Suite à ces constatations, un dispositif de rétention fort simple fut inventé. Un rappel de jambe par sangles qui fonctionne de la façon suivante. Lors de son installation à bord, le pilote va passer dans des boucles fixées autour de ses chevilles une sangle dont l’une des extrémités est fixée au plancher de l’avion par un rivet. Celui-ci va se rompre avec la traction de l’éjection, et l’autre extrémité vient se verrouiller dans la partie avant du siège. Lors de l’ascension du siège, la sangle va se tendre progressivement tout en ramenant en position arrière les pieds du pilote qui seront alors fermement maintenus contre le siège. Un dispositif similaire a aussi été étudié pour ramener en position croisée les bras sur le torse. Simultanément, un système pyrotechnique de rappel de torse va se mettre en œuvre. Celui-ci a pour but d’assurer une position correcte de la colonne vertébrale du pilote qui, en fonction des accélérations subies ou la position de l’aéronef lors de l’éjection, peut se retrouver en position penchée ou sur côté ce qui pourrait occasionner des lésions à la moelle épinière lors d’une éjection brutale. Le rappel de harnais va donc violemment se déclencher sous l’action de gaz pour enrouler les sangles de rétention du harnais qui lui permettent en temps normal d’évoluer vers l’avant dans sa cabine. Il va donc se retrouver verrouillé en position arrière dans une position idéale pour l’éjection.

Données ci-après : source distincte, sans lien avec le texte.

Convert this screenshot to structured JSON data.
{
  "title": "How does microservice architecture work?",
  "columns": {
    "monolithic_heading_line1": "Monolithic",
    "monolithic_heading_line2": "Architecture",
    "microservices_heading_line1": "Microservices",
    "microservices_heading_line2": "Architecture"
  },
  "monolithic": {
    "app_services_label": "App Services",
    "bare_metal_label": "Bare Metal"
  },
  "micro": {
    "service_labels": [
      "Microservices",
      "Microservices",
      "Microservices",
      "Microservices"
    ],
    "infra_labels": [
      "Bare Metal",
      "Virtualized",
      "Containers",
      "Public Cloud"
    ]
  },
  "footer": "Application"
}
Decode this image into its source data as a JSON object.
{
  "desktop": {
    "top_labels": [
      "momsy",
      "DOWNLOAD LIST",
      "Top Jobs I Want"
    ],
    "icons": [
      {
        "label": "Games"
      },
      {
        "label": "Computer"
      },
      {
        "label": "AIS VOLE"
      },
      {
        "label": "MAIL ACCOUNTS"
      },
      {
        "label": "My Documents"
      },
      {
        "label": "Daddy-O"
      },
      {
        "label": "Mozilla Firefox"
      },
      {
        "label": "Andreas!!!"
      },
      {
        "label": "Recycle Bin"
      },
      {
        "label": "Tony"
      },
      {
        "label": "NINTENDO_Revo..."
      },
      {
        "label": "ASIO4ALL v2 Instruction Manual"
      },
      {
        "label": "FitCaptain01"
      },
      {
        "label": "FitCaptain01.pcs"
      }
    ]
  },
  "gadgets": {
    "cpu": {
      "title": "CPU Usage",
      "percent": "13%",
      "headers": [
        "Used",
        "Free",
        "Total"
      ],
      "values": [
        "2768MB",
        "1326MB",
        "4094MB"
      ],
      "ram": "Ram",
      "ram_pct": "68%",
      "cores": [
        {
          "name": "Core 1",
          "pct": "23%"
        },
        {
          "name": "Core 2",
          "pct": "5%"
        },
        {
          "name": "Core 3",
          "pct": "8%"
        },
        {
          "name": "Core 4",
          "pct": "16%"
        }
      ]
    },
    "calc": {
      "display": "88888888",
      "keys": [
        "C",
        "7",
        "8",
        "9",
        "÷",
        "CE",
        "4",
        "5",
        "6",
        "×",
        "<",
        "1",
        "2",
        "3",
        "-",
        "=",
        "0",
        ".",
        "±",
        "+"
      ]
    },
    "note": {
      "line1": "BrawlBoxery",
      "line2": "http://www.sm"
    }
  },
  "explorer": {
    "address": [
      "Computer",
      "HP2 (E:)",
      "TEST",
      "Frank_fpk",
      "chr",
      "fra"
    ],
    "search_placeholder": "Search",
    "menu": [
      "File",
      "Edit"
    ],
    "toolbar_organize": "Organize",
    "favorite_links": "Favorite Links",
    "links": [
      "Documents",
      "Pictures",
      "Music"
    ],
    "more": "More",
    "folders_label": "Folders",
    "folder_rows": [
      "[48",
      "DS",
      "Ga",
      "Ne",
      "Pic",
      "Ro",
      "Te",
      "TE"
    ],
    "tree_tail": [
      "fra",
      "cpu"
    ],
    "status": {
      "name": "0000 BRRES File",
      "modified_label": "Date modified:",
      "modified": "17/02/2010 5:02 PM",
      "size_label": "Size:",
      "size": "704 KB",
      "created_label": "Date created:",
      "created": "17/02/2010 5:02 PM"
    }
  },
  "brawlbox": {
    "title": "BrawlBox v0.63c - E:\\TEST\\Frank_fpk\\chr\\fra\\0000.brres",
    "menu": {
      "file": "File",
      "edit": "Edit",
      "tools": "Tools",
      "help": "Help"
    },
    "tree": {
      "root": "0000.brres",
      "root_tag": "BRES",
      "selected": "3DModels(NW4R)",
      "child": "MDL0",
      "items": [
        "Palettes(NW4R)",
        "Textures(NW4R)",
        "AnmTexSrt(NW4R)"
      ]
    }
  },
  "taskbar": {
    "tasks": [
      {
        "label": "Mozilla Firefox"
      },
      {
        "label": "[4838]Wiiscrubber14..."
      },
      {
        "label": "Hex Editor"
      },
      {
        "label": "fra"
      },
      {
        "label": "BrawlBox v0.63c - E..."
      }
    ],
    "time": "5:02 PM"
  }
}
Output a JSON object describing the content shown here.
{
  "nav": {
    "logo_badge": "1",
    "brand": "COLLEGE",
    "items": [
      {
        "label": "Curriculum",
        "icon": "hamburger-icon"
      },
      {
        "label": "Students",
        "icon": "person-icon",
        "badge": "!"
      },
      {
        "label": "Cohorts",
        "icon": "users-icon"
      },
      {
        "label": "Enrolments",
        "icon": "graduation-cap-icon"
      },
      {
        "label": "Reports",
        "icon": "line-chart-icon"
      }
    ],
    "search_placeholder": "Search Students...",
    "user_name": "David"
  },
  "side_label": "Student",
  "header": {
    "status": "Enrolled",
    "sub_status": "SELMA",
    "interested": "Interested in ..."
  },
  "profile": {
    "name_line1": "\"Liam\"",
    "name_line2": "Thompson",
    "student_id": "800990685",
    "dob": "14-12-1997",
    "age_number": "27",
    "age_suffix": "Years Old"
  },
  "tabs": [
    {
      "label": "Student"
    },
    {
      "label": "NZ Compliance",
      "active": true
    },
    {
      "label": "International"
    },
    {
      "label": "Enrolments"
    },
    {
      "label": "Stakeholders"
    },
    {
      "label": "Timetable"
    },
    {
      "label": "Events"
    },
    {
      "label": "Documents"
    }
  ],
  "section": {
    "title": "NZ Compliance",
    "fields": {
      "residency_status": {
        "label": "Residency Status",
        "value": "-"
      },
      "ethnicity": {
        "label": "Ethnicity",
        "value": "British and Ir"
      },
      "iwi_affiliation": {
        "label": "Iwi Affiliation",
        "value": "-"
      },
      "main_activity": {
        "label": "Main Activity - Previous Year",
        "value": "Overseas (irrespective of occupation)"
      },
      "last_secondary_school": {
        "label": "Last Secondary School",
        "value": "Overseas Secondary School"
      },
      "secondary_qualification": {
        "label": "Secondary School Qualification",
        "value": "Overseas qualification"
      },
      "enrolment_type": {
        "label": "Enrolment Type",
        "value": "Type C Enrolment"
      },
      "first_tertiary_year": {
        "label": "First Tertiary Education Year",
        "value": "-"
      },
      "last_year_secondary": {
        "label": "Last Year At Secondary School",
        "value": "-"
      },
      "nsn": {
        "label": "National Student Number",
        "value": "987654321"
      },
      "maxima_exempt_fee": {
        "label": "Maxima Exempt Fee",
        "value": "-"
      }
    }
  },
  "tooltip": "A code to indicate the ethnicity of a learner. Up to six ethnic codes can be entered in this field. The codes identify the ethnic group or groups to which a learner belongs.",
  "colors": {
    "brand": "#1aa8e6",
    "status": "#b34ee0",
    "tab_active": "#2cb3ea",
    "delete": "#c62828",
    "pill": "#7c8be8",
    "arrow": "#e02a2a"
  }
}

C’est à ce moment précis qu’entre en fonction le moteur-fusée du siège éjectable. C’est un ensemble de cartouches fixées côte à côte sous le siège qui lorsqu’elles sont mise à feu, vont produire des gaz qui vont être éjectés par deux tuyères. Ceci produit ainsi une accélération de 5000lbs en 0.25 seconde qui propulse le siège et son occupant à plus de 75 mètres de l’endroit d’où a été initiée l’éjection. La nécessité d’un tel dispositif est apparue rapidement lorsque des pilotes ont été obligés de s’éjecter au sol. Les anciennes générations de sièges qui ne disposaient pas de moteur-fusée permettaient bien évidemment au pilote de quitter en urgence l’avion au sol en cas d’incidents au décollage ou à l’atterrissage, mais pas lors d’incidents à l’arrêt, prêt à décoller moteur à plein régime, nécessitant une évacuation immédiate hors de toute descente classique par l’échelle. Parce que ces sièges avaient besoin d’une vitesse minimale de 90 nœuds pour permettre au parachute de s’ouvrir complètement et réduire minimalement le choc du pilote qui retombait très rapidement au sol. Ces sièges étaient appelés 0-90. Le moteur-fusée a permis de les rendre 0-0 en prodiguant un 75m d’altitude salutaire au déploiement du parachute assurant ainsi un retour au sol plus souple bien que loin d’être tout de même des plus doux.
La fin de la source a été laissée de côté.